Sem dar importância para críticas ou conservadorismos, diretor fala sobre seu oitavo filme, o faroeste 'Os Oito Odiados', e seu legado para o cinema

Por Raquel Carneiro Materia seguir SEGUIR Materia seguir SEGUINDO Atualizado em 12 jul 2017, 10h33 - Publicado em 9 jan 2016, 08h43

“Eu revolucionei o cinema”. A frase, dita pelo imodesto Quentin Tarantino ao site de VEJA é um bom exemplo de como funciona a cabeça do diretor americano. A autoconfiança do cineasta, de 52 anos, parece ser inabalável, e não depender de fatores externos. Mas prêmios, é claro, não atrapalham – entre eles, duas estatuetas do Oscar, ambas de melhor roteiro original, para Pulp Fiction (1994) e Django Livre (2012). Assim, fica difícil chamar o cineasta de presunçoso. Ele sabe o cacife que tem.
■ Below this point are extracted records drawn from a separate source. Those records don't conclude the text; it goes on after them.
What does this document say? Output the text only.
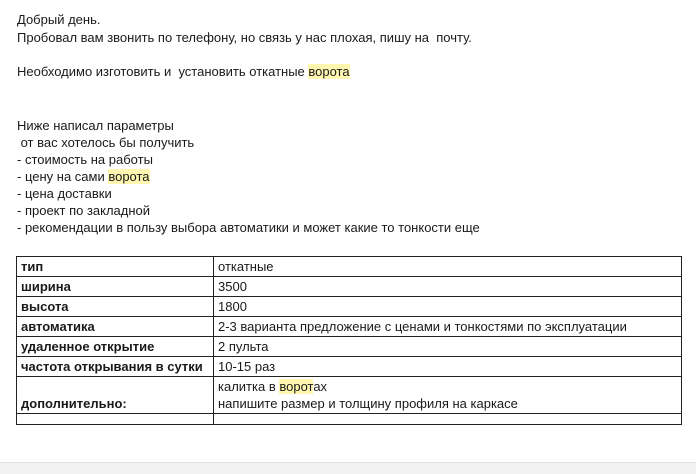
Добрый день.
Пробовал вам звонить по телефону, но связь у нас плохая, пишу на  почту.
Необходимо изготовить и  установить откатные ворота
Ниже написал параметры
от вас хотелось бы получить
- стоимость на работы
- цену на сами ворота
- цена доставки
- проект по закладной
- рекомендации в пользу выбора автоматики и может какие то тонкости еще
тип	откатные
ширина	3500
высота	1800
автоматика	2-3 варианта предложение с ценами и тонкостями по эксплуатации
удаленное открытие	2 пульта
частота открывания в сутки	10-15 раз
дополнительно:	калитка в воротах
напишите размер и толщину профиля на каркасе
E é com essa autoestima elevada que Tarantino chega ao cinema Os Oito Odiados, um faroeste atípico, que reúne oito personagens de índole duvidosa em um espaço fechado que repete muitos dos temas e recursos favoritos do diretor, com muito sangue jorrando da tela e diálogos cortantes – alguns usam a palavra “nigger”, termo tabu entre os americanos por sua carga racista. Mas Tarantino não se importa. “Não sou um estudante universitário. O politicamente correto não me interessa e nem interfere no meu trabalho”, diz.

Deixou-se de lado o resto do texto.